Stadt Kempen Muss es wirklich immer Abitur sein ?

Stadt Kempen · Diskussionsabend bei der CDA über den richtigen Schulabschluss. Ein Studium muss nicht unbedingt der Königsweg sein. Es gibt auch Alternativen.

 Anne Daniels, Vorsitzende der CDA Kreis Viersen, begrüßte die interessierten Gäste im Kolpinghaus.

Anne Daniels, Vorsitzende der CDA Kreis Viersen, begrüßte die interessierten Gäste im Kolpinghaus.

Foto: wolfgang kaiser

"Bin ich ohne Abitur noch Mensch?" - unter dieser provozierend formulierten Fragestellung stand ein Diskussionsabend, zu dem die Christlich-Demokratische Arbeitnehmerschaft Deutschlands (CDA) Viersen ins Kempener Kolpinghaus eingeladen hatte. Hochrangige regionale Vertreter aus Wirtschaft und Politik standen als Gesprächspartner zur Verfügung, im Publikum befanden sich mehrere Schulleiter des Kreises Viersen, die sich engagiert an der Diskussion beteiligten. Denn das Thema ist "wichtig und topaktuell", wie Anne Daniels, Vorsitzende der CDA - des sozialen Flügels der CDU - bei der Begrüßung betonte. Tatsache ist, dass viele Eltern das Abitur und ein Studium ihres Kindes als sehr erstrebenswert ansehen. Rund die Hälfte eines jeden Grundschuljahrgangs strömt, auch infolge der freien Wahlmöglichkeiten, mittlerweile in die Gymnasien.

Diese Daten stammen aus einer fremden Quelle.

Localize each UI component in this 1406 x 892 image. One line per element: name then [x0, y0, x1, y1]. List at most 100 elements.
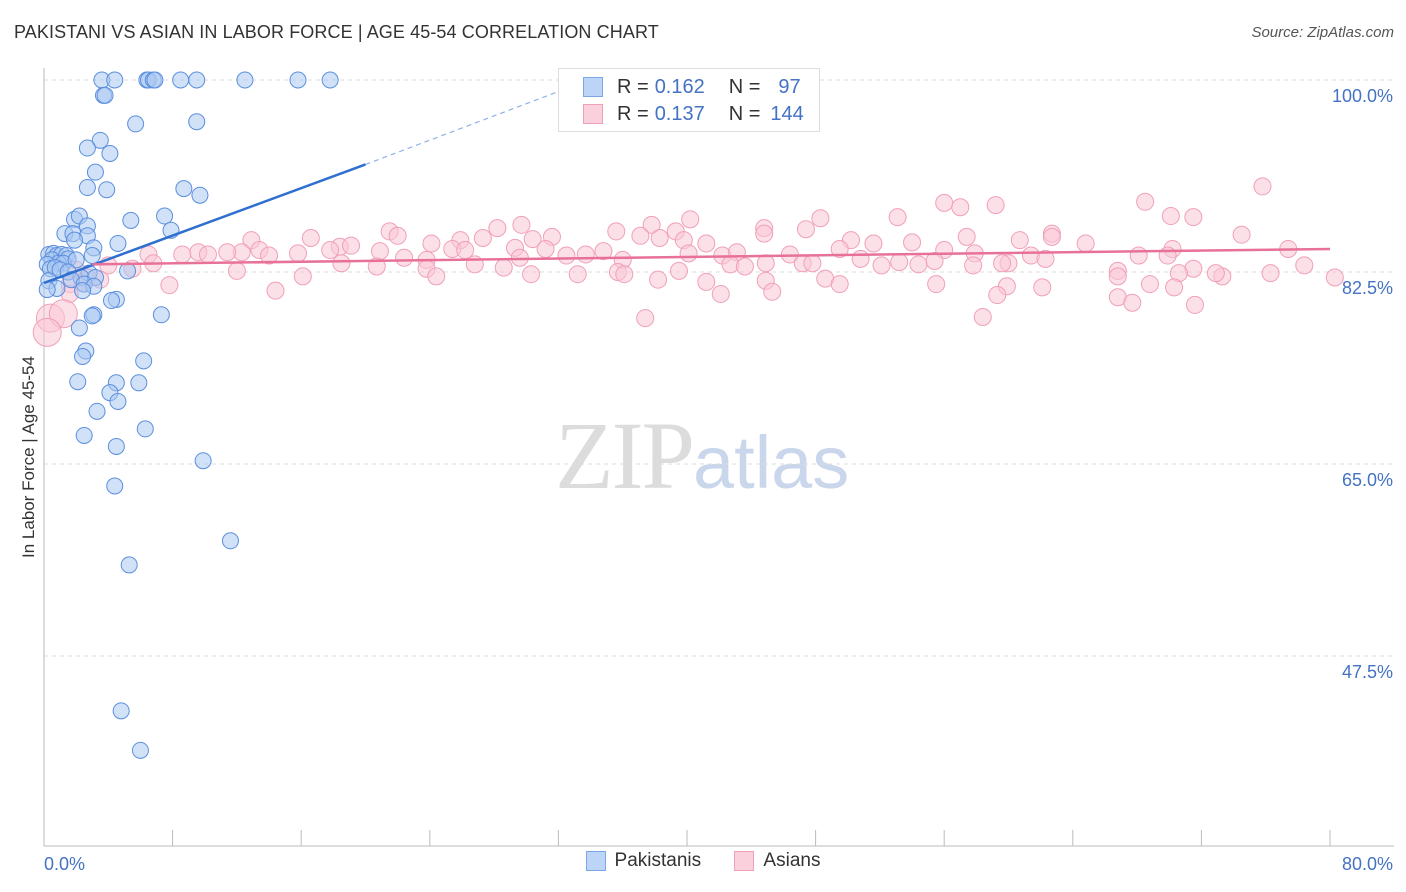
point-asians	[1010, 231, 1029, 250]
point-asians	[395, 248, 414, 267]
point-asians	[679, 244, 698, 263]
point-pakistanis	[109, 234, 127, 252]
point-pakistanis	[74, 282, 92, 300]
point-pakistanis	[67, 251, 85, 269]
point-asians	[986, 196, 1005, 215]
point-asians	[1076, 234, 1095, 253]
point-asians	[557, 246, 576, 265]
point-pakistanis	[66, 231, 84, 249]
point-asians	[957, 227, 976, 246]
point-asians	[1232, 225, 1251, 244]
y-tick-label: 100.0%	[1332, 86, 1393, 106]
point-asians	[735, 257, 754, 276]
point-asians	[456, 241, 475, 260]
point-pakistanis	[122, 211, 140, 229]
point-pakistanis	[146, 71, 164, 89]
point-pakistanis	[130, 374, 148, 392]
point-asians	[160, 276, 179, 295]
stats-row-pakistanis: R = 0.162 N = 97	[583, 74, 801, 100]
x-tick-label-min: 0.0%	[44, 854, 85, 874]
point-asians	[973, 307, 992, 326]
point-asians	[260, 246, 279, 265]
r-value: 0.162	[654, 75, 705, 98]
stats-swatch-pakistanis	[583, 77, 603, 97]
legend-swatch-pakistanis	[585, 851, 606, 871]
r-value: 0.137	[654, 102, 705, 125]
point-asians	[1161, 207, 1180, 226]
point-asians	[935, 193, 954, 212]
point-asians	[642, 215, 661, 234]
point-asians	[872, 256, 891, 275]
point-asians	[48, 299, 78, 329]
point-pakistanis	[131, 741, 149, 759]
point-pakistanis	[78, 139, 96, 157]
point-pakistanis	[188, 113, 206, 131]
chart-legend: Pakistanis Asians	[0, 850, 1406, 877]
point-asians	[796, 220, 815, 239]
point-pakistanis	[156, 207, 174, 225]
point-asians	[830, 239, 849, 258]
trend-extension-pakistanis	[365, 84, 575, 166]
point-asians	[803, 254, 822, 273]
r-label: R =	[617, 75, 649, 98]
point-pakistanis	[236, 71, 254, 89]
point-asians	[1261, 264, 1280, 283]
point-asians	[631, 226, 650, 245]
r-label: R =	[617, 102, 649, 125]
point-pakistanis	[152, 306, 170, 324]
point-asians	[1325, 268, 1344, 287]
tick-labels: 100.0% 82.5% 65.0% 47.5% 0.0% 80.0%	[44, 86, 1393, 874]
point-asians	[1136, 192, 1155, 211]
point-pakistanis	[83, 247, 101, 265]
point-asians	[811, 209, 830, 228]
point-asians	[755, 224, 774, 243]
point-asians	[964, 256, 983, 275]
point-asians	[988, 286, 1007, 305]
point-asians	[288, 244, 307, 263]
n-label: N =	[728, 75, 761, 98]
point-asians	[1184, 208, 1203, 227]
axes	[43, 68, 1394, 847]
legend-label-pakistanis: Pakistanis	[614, 850, 702, 871]
point-pakistanis	[83, 307, 101, 325]
point-pakistanis	[88, 402, 106, 420]
point-pakistanis	[188, 71, 206, 89]
point-asians	[576, 245, 595, 264]
point-asians	[473, 228, 492, 247]
y-tick-label: 82.5%	[1342, 278, 1393, 298]
n-label: N =	[728, 102, 761, 125]
point-pakistanis	[106, 71, 124, 89]
point-asians	[494, 258, 513, 277]
point-asians	[367, 257, 386, 276]
point-asians	[1033, 278, 1052, 297]
point-pakistanis	[172, 71, 190, 89]
point-asians	[763, 282, 782, 301]
trend-lines	[43, 84, 1331, 285]
point-pakistanis	[321, 71, 339, 89]
point-pakistanis	[107, 437, 125, 455]
point-asians	[198, 245, 217, 264]
point-asians	[1036, 249, 1055, 268]
point-asians	[488, 219, 507, 238]
legend-item-pakistanis: Pakistanis	[585, 850, 702, 872]
n-value: 144	[770, 102, 804, 125]
point-asians	[1042, 227, 1061, 246]
point-pakistanis	[120, 556, 138, 574]
point-asians	[1108, 267, 1127, 286]
point-asians	[293, 267, 312, 286]
point-asians	[711, 284, 730, 303]
point-pakistanis	[69, 373, 87, 391]
point-asians	[1158, 246, 1177, 265]
point-asians	[266, 281, 285, 300]
stats-box: R = 0.162 N = 97 R = 0.137 N = 144	[558, 68, 820, 132]
chart-title: PAKISTANI VS ASIAN IN LABOR FORCE | AGE …	[14, 22, 659, 42]
point-asians	[864, 234, 883, 253]
legend-item-asians: Asians	[734, 850, 820, 872]
stats-row-asians: R = 0.137 N = 144	[583, 101, 804, 127]
point-asians	[388, 226, 407, 245]
point-pakistanis	[103, 292, 121, 310]
point-pakistanis	[98, 181, 116, 199]
point-asians	[427, 267, 446, 286]
point-asians	[594, 242, 613, 261]
point-pakistanis	[221, 532, 239, 550]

Uwe Schummer (CDU), Mitglied des Deutschen Bundestags, ist eines der besten Beispiele dafür, dass einem auch ohne Abitur alle Wege "bis ins Parlament" offenstehen. Er machte nach dem Hauptschulabschluss eine Ausbildung als Groß- und Außenhandelskaufmann und arbeitete zunächst bei den Stadtwerken Willich. "Ich bin ein Fan der dualen Ausbildung", bekundete er und verwies auf die in Deutschland mit 7,6 Prozent geringste Jugendarbeitslosigkeit in Europa. Viele Stimmen an diesem Abend schlossen sich dem Loblied auf die Ausbildung in Deutschland an, die sich durch eine Kombination von Lernen im Betrieb und in einer Berufsschule auszeichnet. Und dieser Weg ist keine Sackgasse. Es wurde auf Weiterbildungs- und Aufstiegsmöglichkeiten nach einer dualen Ausbildung verwiesen. Ronald Schiefelbein, Leiter der Gesamtschule Nettetal berichtet von den Bemühungen an seiner Schule, die Jugendlichen nach dem Abschluss möglichst zügig in eine Ausbildung zu bringen.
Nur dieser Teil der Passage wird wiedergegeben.